Martini flinched, ducking her head behind my protective shoulder. Three months ago, I took a gunshot to save another innocent girl. I’d do it again. No one was going to harm Martini, not when she needed my help.
I pushed the bike forward. Thirty miles an hour.
Forty.
Fifty.
My gun fired.
The shattering roar of the shots muffled even the baying of our engines. My second bullet struck on target, and the bike dumped onto the road, spinning in flashing orange sparks against the berm. A lane opened, and I gambled with both our lives.
I sped into the split formation, emptying the clip as I wove through the chaos. The return fire came too late, striking only the uneven road and swirling shadows that bound behind us.
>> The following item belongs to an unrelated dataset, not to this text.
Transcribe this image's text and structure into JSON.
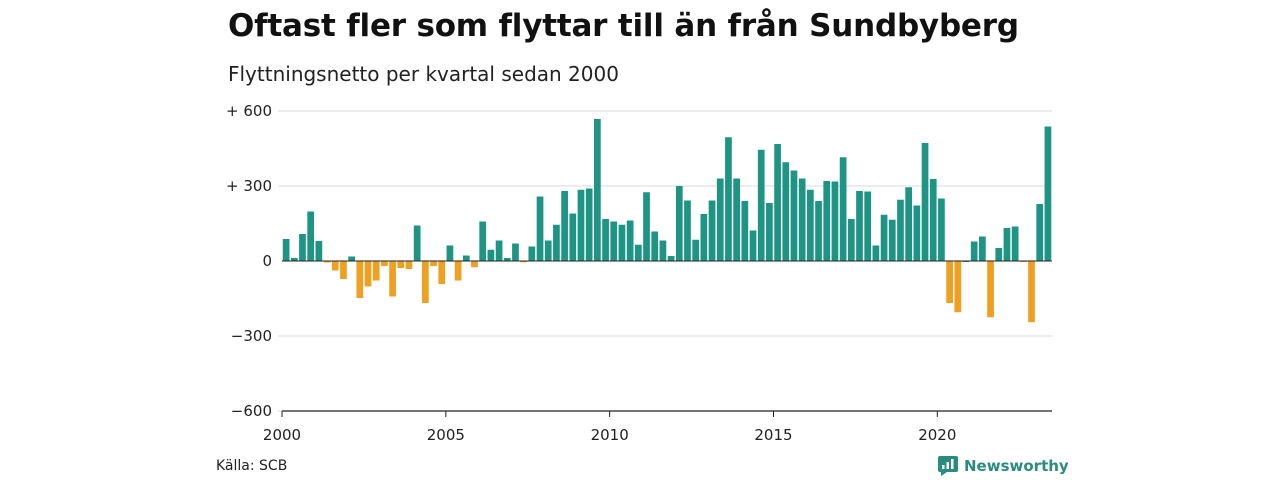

I raced until the bike wobbled over corners and through the untamed woods. Martini shifted, but her hold never loosened.
“They aren’t following!” She shouted
Good. Life wasn’t about saving my own ass anymore. The only thing safer than a loaded gun was miles separating us from the danger.
Her nails dug into my coat. It wasn’t where I preferred women to sink their nails if I let them claw at me. Most times, they sunk into the mattress and kept their arms over their head. Tied back. Gripping the headboard. They liked it. I liked it.
The thought sickened me now.
Especially as Martini clung to me on the verge of poorly-concealed tears. Fading adrenaline hardened a cock, but something far more sinister clouded my lust.
Bad blood created bad blood. I’d be damned if I acted out any more of my father’s perversions.
I didn’t slow. The reflected light in my mirrors might have been the moon, the two remaining bikes, or Anathema’s scarred demon breaking through my memories and aiming for my jugular. I wasn’t taking chances.
A twenty-four hour mini-mart was the first sign of civilized society. I didn’t pause at the stop. We blew past the intersection without an echo of Temple’s bikes. For the moment, we were alone.